Abrió la tarde uno de los dos remiendos de Couto de Fornilhos. Se protestó su presentación. Abanto en los primeros tercios. Juan Pablo Sánchez mostró su profesionalidad en un buen inicio rodilla en tierra. El toro se sintió podido en una notable serie sobre la mano derecha. A partir de ahí se defendió por su falta de raza y de fondo. Media estocada. Silencio.
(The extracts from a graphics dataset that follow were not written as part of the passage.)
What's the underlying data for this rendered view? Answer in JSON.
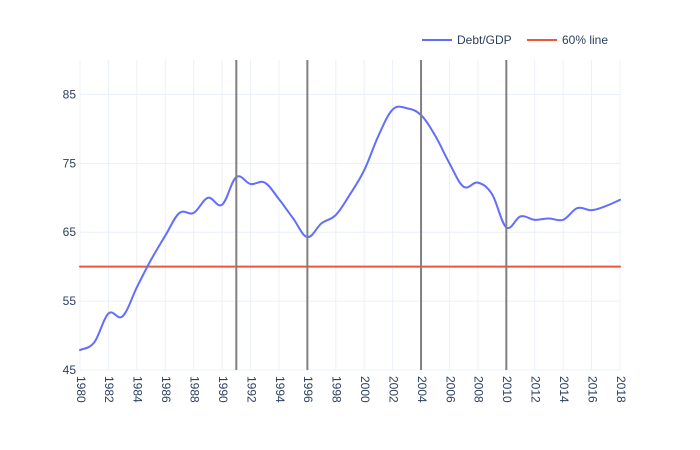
{
  "chart_data": {
    "type": "line",
    "title": "",
    "xlabel": "",
    "ylabel": "",
    "xlim": [
      1980,
      2018
    ],
    "ylim": [
      45,
      90
    ],
    "x_ticks": [
      1980,
      1982,
      1984,
      1986,
      1988,
      1990,
      1992,
      1994,
      1996,
      1998,
      2000,
      2002,
      2004,
      2006,
      2008,
      2010,
      2012,
      2014,
      2016,
      2018
    ],
    "y_ticks": [
      45,
      55,
      65,
      75,
      85
    ],
    "grid": true,
    "legend_position": "top-right",
    "series": [
      {
        "name": "Debt/GDP",
        "color": "#636efa",
        "x": [
          1980,
          1981,
          1982,
          1983,
          1984,
          1985,
          1986,
          1987,
          1988,
          1989,
          1990,
          1991,
          1992,
          1993,
          1994,
          1995,
          1996,
          1997,
          1998,
          1999,
          2000,
          2001,
          2002,
          2003,
          2004,
          2005,
          2006,
          2007,
          2008,
          2009,
          2010,
          2011,
          2012,
          2013,
          2014,
          2015,
          2016,
          2017,
          2018
        ],
        "y": [
          47.9,
          49.0,
          53.2,
          52.8,
          57.0,
          61.0,
          64.5,
          67.8,
          67.8,
          70.0,
          69.0,
          73.0,
          72.0,
          72.2,
          69.8,
          67.0,
          64.3,
          66.3,
          67.5,
          70.5,
          74.0,
          79.0,
          82.8,
          83.0,
          82.0,
          79.0,
          75.0,
          71.6,
          72.2,
          70.5,
          65.7,
          67.3,
          66.8,
          67.0,
          66.8,
          68.5,
          68.2,
          68.8,
          69.7
        ]
      },
      {
        "name": "60% line",
        "color": "#ef553b",
        "x": [
          1980,
          2018
        ],
        "y": [
          60,
          60
        ]
      }
    ],
    "vertical_lines": [
      1991,
      1996,
      2004,
      2010
    ],
    "vertical_line_color": "#808080"
  }
}
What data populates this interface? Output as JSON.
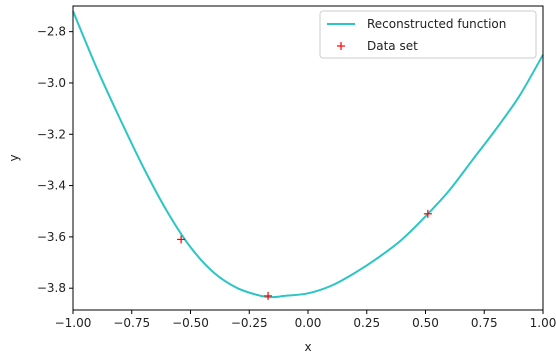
{
  "chart_data": {
    "type": "line",
    "xlabel": "x",
    "ylabel": "y",
    "xlim": [
      -1.0,
      1.0
    ],
    "ylim": [
      -3.885,
      -2.7
    ],
    "x_ticks": [
      -1.0,
      -0.75,
      -0.5,
      -0.25,
      0.0,
      0.25,
      0.5,
      0.75,
      1.0
    ],
    "x_tick_labels": [
      "−1.00",
      "−0.75",
      "−0.50",
      "−0.25",
      "0.00",
      "0.25",
      "0.50",
      "0.75",
      "1.00"
    ],
    "y_ticks": [
      -3.8,
      -3.6,
      -3.4,
      -3.2,
      -3.0,
      -2.8
    ],
    "y_tick_labels": [
      "−3.8",
      "−3.6",
      "−3.4",
      "−3.2",
      "−3.0",
      "−2.8"
    ],
    "legend_position": "top-right",
    "grid": false,
    "series": [
      {
        "name": "Reconstructed function",
        "kind": "line",
        "color": "#2cc5c5",
        "x": [
          -1.0,
          -0.9,
          -0.8,
          -0.7,
          -0.6,
          -0.5,
          -0.4,
          -0.3,
          -0.2,
          -0.15,
          -0.1,
          0.0,
          0.1,
          0.2,
          0.3,
          0.4,
          0.5,
          0.6,
          0.7,
          0.8,
          0.9,
          1.0
        ],
        "y": [
          -2.72,
          -2.94,
          -3.14,
          -3.33,
          -3.5,
          -3.64,
          -3.74,
          -3.8,
          -3.83,
          -3.835,
          -3.83,
          -3.82,
          -3.79,
          -3.74,
          -3.68,
          -3.61,
          -3.52,
          -3.42,
          -3.3,
          -3.18,
          -3.05,
          -2.89
        ]
      },
      {
        "name": "Data set",
        "kind": "scatter",
        "marker": "+",
        "color": "#ff0000",
        "x": [
          -0.54,
          -0.17,
          0.51
        ],
        "y": [
          -3.61,
          -3.83,
          -3.51
        ]
      }
    ]
  }
}
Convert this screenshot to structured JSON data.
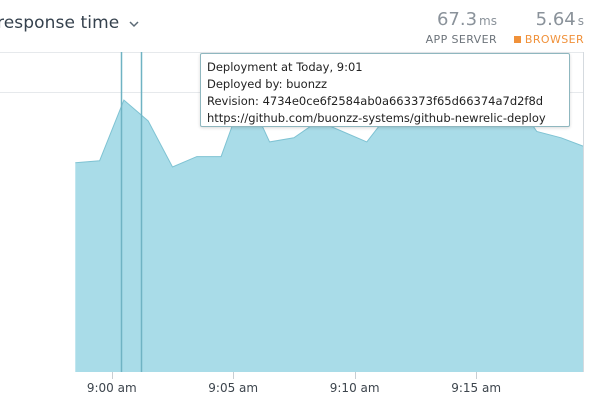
{
  "header": {
    "title": "response time",
    "app_server": {
      "value": "67.3",
      "unit": "ms",
      "label": "APP SERVER"
    },
    "browser": {
      "value": "5.64",
      "unit": "s",
      "label": "BROWSER",
      "color": "#f0913a"
    }
  },
  "tooltip": {
    "line1": "Deployment at Today, 9:01",
    "line2": "Deployed by: buonzz",
    "line3": "Revision: 4734e0ce6f2584ab0a663373f65d66374a7d2f8d",
    "line4": "https://github.com/buonzz-systems/github-newrelic-deploy"
  },
  "colors": {
    "area_fill": "#a9dce8",
    "area_line": "#7fc3d3",
    "deploy_marker": "#6fb3c3"
  },
  "chart_data": {
    "type": "area",
    "x_ticks": [
      "am",
      "9:00 am",
      "9:05 am",
      "9:10 am",
      "9:15 am"
    ],
    "x_minutes": [
      -1.5,
      -0.5,
      0.5,
      1.5,
      2.5,
      3.5,
      4.5,
      5.5,
      6.5,
      7.5,
      8.5,
      9.5,
      10.5,
      11.5,
      12.5,
      13.5,
      14.5,
      15.5,
      16.5,
      17.5,
      18.5,
      19.5
    ],
    "values": [
      100,
      101,
      130,
      120,
      98,
      103,
      103,
      135,
      110,
      112,
      120,
      115,
      110,
      125,
      118,
      135,
      120,
      125,
      132,
      115,
      112,
      108
    ],
    "deployments_minutes": [
      0.4,
      1.2
    ],
    "xlim_minutes": [
      -4.6,
      19.4
    ],
    "ylim": [
      0,
      153
    ],
    "grid": true
  }
}
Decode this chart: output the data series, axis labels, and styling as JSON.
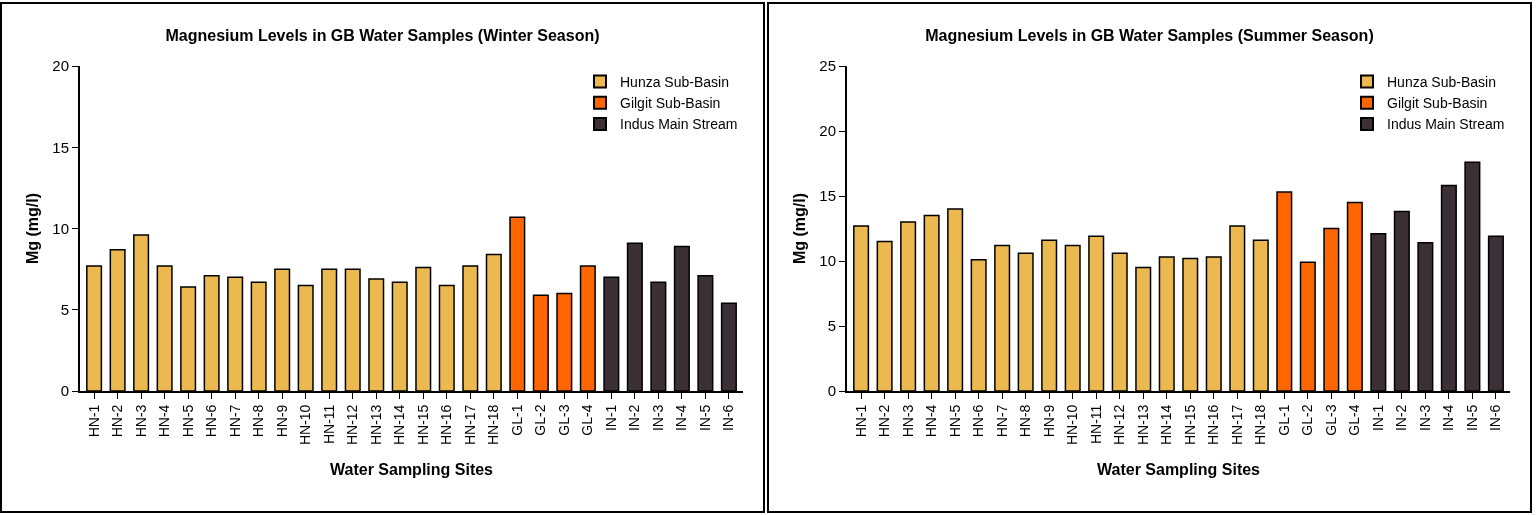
{
  "chart_data": [
    {
      "type": "bar",
      "title": "Magnesium Levels in GB Water Samples (Winter Season)",
      "xlabel": "Water Sampling Sites",
      "ylabel": "Mg (mg/l)",
      "categories": [
        "HN-1",
        "HN-2",
        "HN-3",
        "HN-4",
        "HN-5",
        "HN-6",
        "HN-7",
        "HN-8",
        "HN-9",
        "HN-10",
        "HN-11",
        "HN-12",
        "HN-13",
        "HN-14",
        "HN-15",
        "HN-16",
        "HN-17",
        "HN-18",
        "GL-1",
        "GL-2",
        "GL-3",
        "GL-4",
        "IN-1",
        "IN-2",
        "IN-3",
        "IN-4",
        "IN-5",
        "IN-6"
      ],
      "series": [
        {
          "name": "Hunza Sub-Basin",
          "color": "#ebb950",
          "values": [
            7.7,
            8.7,
            9.6,
            7.7,
            6.4,
            7.1,
            7.0,
            6.7,
            7.5,
            6.5,
            7.5,
            7.5,
            6.9,
            6.7,
            7.6,
            6.5,
            7.7,
            8.4,
            null,
            null,
            null,
            null,
            null,
            null,
            null,
            null,
            null,
            null
          ]
        },
        {
          "name": "Gilgit Sub-Basin",
          "color": "#ff6600",
          "values": [
            null,
            null,
            null,
            null,
            null,
            null,
            null,
            null,
            null,
            null,
            null,
            null,
            null,
            null,
            null,
            null,
            null,
            null,
            10.7,
            5.9,
            6.0,
            7.7,
            null,
            null,
            null,
            null,
            null,
            null
          ]
        },
        {
          "name": "Indus Main Stream",
          "color": "#3a3036",
          "values": [
            null,
            null,
            null,
            null,
            null,
            null,
            null,
            null,
            null,
            null,
            null,
            null,
            null,
            null,
            null,
            null,
            null,
            null,
            null,
            null,
            null,
            null,
            7.0,
            9.1,
            6.7,
            8.9,
            7.1,
            5.4
          ]
        }
      ],
      "ylim": [
        0,
        20
      ],
      "yticks": [
        0,
        5,
        10,
        15,
        20
      ],
      "grid": false,
      "legend": "top right"
    },
    {
      "type": "bar",
      "title": "Magnesium Levels in GB Water Samples (Summer Season)",
      "xlabel": "Water Sampling Sites",
      "ylabel": "Mg (mg/l)",
      "categories": [
        "HN-1",
        "HN-2",
        "HN-3",
        "HN-4",
        "HN-5",
        "HN-6",
        "HN-7",
        "HN-8",
        "HN-9",
        "HN-10",
        "HN-11",
        "HN-12",
        "HN-13",
        "HN-14",
        "HN-15",
        "HN-16",
        "HN-17",
        "HN-18",
        "GL-1",
        "GL-2",
        "GL-3",
        "GL-4",
        "IN-1",
        "IN-2",
        "IN-3",
        "IN-4",
        "IN-5",
        "IN-6"
      ],
      "series": [
        {
          "name": "Hunza Sub-Basin",
          "color": "#ebb950",
          "values": [
            12.7,
            11.5,
            13.0,
            13.5,
            14.0,
            10.1,
            11.2,
            10.6,
            11.6,
            11.2,
            11.9,
            10.6,
            9.5,
            10.3,
            10.2,
            10.3,
            12.7,
            11.6,
            null,
            null,
            null,
            null,
            null,
            null,
            null,
            null,
            null,
            null
          ]
        },
        {
          "name": "Gilgit Sub-Basin",
          "color": "#ff6600",
          "values": [
            null,
            null,
            null,
            null,
            null,
            null,
            null,
            null,
            null,
            null,
            null,
            null,
            null,
            null,
            null,
            null,
            null,
            null,
            15.3,
            9.9,
            12.5,
            14.5,
            null,
            null,
            null,
            null,
            null,
            null
          ]
        },
        {
          "name": "Indus Main Stream",
          "color": "#3a3036",
          "values": [
            null,
            null,
            null,
            null,
            null,
            null,
            null,
            null,
            null,
            null,
            null,
            null,
            null,
            null,
            null,
            null,
            null,
            null,
            null,
            null,
            null,
            null,
            12.1,
            13.8,
            11.4,
            15.8,
            17.6,
            11.9
          ]
        }
      ],
      "ylim": [
        0,
        25
      ],
      "yticks": [
        0,
        5,
        10,
        15,
        20,
        25
      ],
      "grid": false,
      "legend": "top right"
    }
  ]
}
El tercero fue otro toro amplio que correspondió a Alejandro Peñaranda. Mostró recursos para su corto bagaje tanto dirigiendo la lidia del manso -fue picado en la querencia- como después con la muleta. El toro se puso muy a la defensiva, con violencia. Abrevió con buen criterio Peñaranda. A la hora de la suerte suprema barbeaba las tablas poniéndose francamente complicado. Lo cazó con habilidad, media estocada. Silencio.
Madrid. Sábado 20 de junio de 2026. Toros de Valdefresno y Couto de Fornilhos (1º y 6º), . Juan Pablo Sánchez, silencio; Cristian Pérez, oreja; y Alejandro Peñaranda, silencio. Entrada: Un cuarto. El público obligó a saludar a Cristian Pérez en su regreso a Las Ventas tras su grave cogida al finalizar el paseíllo.